Dan Dixon: Nehmen wir an, ein neuer Kunde aus Jordanien wendet sich an VTRAC. Wir arbeiten einerseits mit dem Kunden, um dessen Bedürfnisse zu erfahren, andererseits aber auch mit dem Automobilhersteller, um dessen Verfügbarkeit zu bestimmen, und auch mit verschiedenen staatlichen Behörden im Zielland des Kunden, um herauszufinden, welche Voraussetzungen das umgebaute Fahrzeug für die Zulassung erfüllen muss. Wir gewährleisten unseren Kunden außerdem, dass das Fahrzeug im Zielland Garantie hat und dort bei einer autorisierten Servicestelle des Herstellers gewartet werden kann.

Sobald der Automobilhersteller uns darüber informiert, dass alle Vorbereitungen für den Verkaufsvorgang abgeschlossen sind und alle Verträge ordnungsgemäß geschlossen wurden, nimmt VTRAC die Prüfung für die Zulassung des Fahrzeugs vor. Außerdem schließen wir die Umbauten am Fahrzeug ab, um die Anforderungen des Kunden für den jeweiligen Einsatz des Fahrzeugs zu erfüllen, oder wir beauftragen einen unserer qualifizierten Fahrzeugumrüster, die Umbauten nach den exakten Angaben des Kunden durchzuführen. Nachdem alle Arbeiten abgeschlossen sind und die Qualitätskontrolle stattgefunden hat, bereiten wir das Fahrzeug für den Transport vor, füllen alle notwendigen Exportunterlagen sowie die zertifizierten Konformitätsdokumente des Kunden aus und leiten alle zusätzlichen staatlichen Dokumente, die er zur Einfuhr des Fahrzeugs in sein Land benötigt, an ihn weiter.

Woraus bestehen die größten logistischen Herausforderungen bei der Ausfuhr von Autos und wie meistern sie diese?
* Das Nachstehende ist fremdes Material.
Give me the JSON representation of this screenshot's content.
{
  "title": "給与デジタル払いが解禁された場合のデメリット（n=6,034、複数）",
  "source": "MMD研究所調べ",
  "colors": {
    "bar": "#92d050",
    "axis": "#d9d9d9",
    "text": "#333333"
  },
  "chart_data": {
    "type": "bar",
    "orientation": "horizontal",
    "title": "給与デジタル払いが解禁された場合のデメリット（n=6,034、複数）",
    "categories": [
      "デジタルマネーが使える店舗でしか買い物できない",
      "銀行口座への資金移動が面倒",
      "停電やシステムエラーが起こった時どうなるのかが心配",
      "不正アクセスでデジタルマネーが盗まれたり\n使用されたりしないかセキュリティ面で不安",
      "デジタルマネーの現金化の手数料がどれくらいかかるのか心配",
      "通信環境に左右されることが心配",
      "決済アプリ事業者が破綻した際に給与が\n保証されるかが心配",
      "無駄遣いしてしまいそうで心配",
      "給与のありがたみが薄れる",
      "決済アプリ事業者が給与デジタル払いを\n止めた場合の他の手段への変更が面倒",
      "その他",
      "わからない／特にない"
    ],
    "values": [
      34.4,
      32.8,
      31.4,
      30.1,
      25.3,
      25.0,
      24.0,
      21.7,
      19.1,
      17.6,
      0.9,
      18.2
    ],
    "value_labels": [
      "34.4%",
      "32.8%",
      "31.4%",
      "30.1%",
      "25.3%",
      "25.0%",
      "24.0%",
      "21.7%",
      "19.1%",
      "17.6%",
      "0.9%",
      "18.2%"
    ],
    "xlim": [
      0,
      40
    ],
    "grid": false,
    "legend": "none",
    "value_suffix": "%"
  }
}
Die größten Probleme, die sich uns beim Verkauf von Autos stellen, sind finanzieller Art, wie zum Beispiel die starken Wechselkursschwankungen. Geopolitische Gegebenheiten sind ebenfalls eine Herausforderung, da sie sich täglich ändern. Um diese Herausforderungen zu meistern, arbeiten wir mit dem US-Handelsministerium, der American Association of Importers and Exporters sowie mit anderen Verbänden der Automobilbranche zusammen, um mit den ständigen Veränderungen auf den Weltmärkten Schritt halten und uns auf einen möglichen Rückgang vorbereiten zu können. Wir arbeiten außerdem mit alteingesessenen Transportunternehmen zusammen, die über entsprechende Lizenzen verfügen, gut vernetzt und ausreichend versichert sind. Auch hier bieten wir unseren Kunden vollständige Transparenz und versichern ihnen, dass ihre Produkte rechtzeitig und gemäß Bestellung geliefert werden.

Zeichnen sich momentan schon neue Entwicklungen für die Zukunft von VTRAC Automotive ab?

Volkhard Jürgens: Neben einer neuen Zusammenarbeit in Form eines Joint-Ventures in Hamburg mit Marcel Ruprich – Cars and more, planen wir den Ausbau unseres Motorsportbereichs, der sich mit der Ausrüstung unserer Kunden in Hinblick auf Performance Teile und Fahrzeugzubehör (zum Beispiel Karosseriebausätze, Räder, Reifen und Aufhängungsteile) beschäftigt. Wir sind besonders daran interessiert, unser Geschäft in Europa auszubauen, obwohl wir momentan noch warten, bis sich die politische und finanzielle Situation in Osteuropa – besonders Russland – stabilisiert hat, um unsere Geschäfte wieder aufzunehmen. VTRAC verfügt über enge Verbindungen zu zahlreichen Händlern aus Russland, nicht zuletzt, weil wir das einzige amerikanische Mitglied in der Russian Automobile Dealers Association sind.

Dan Dixon: Alles in allem sind wir der Meinung, dass VTRAC eine rosige Zukunft vor sich hat. Wir haben die Unterstützung des US-Handelsministeriums und sind immer auf der Suche nach neuen Märkten, in denen wir uns etablieren können. Derzeit beschäftigen wir uns vor allem mit Entwicklungsländern – insbesondere Myanmar, Angola, Ghana und Kasachstan – und deren Bedürfnisse an Fahrzeugen für die Schwerindustrie, wie zum Beispiel Fahrzeuge, die zum Ausbau der Infrastruktur, bei der Öl- und Mineralgewinnung und in der Landwirtschaft gebraucht werden.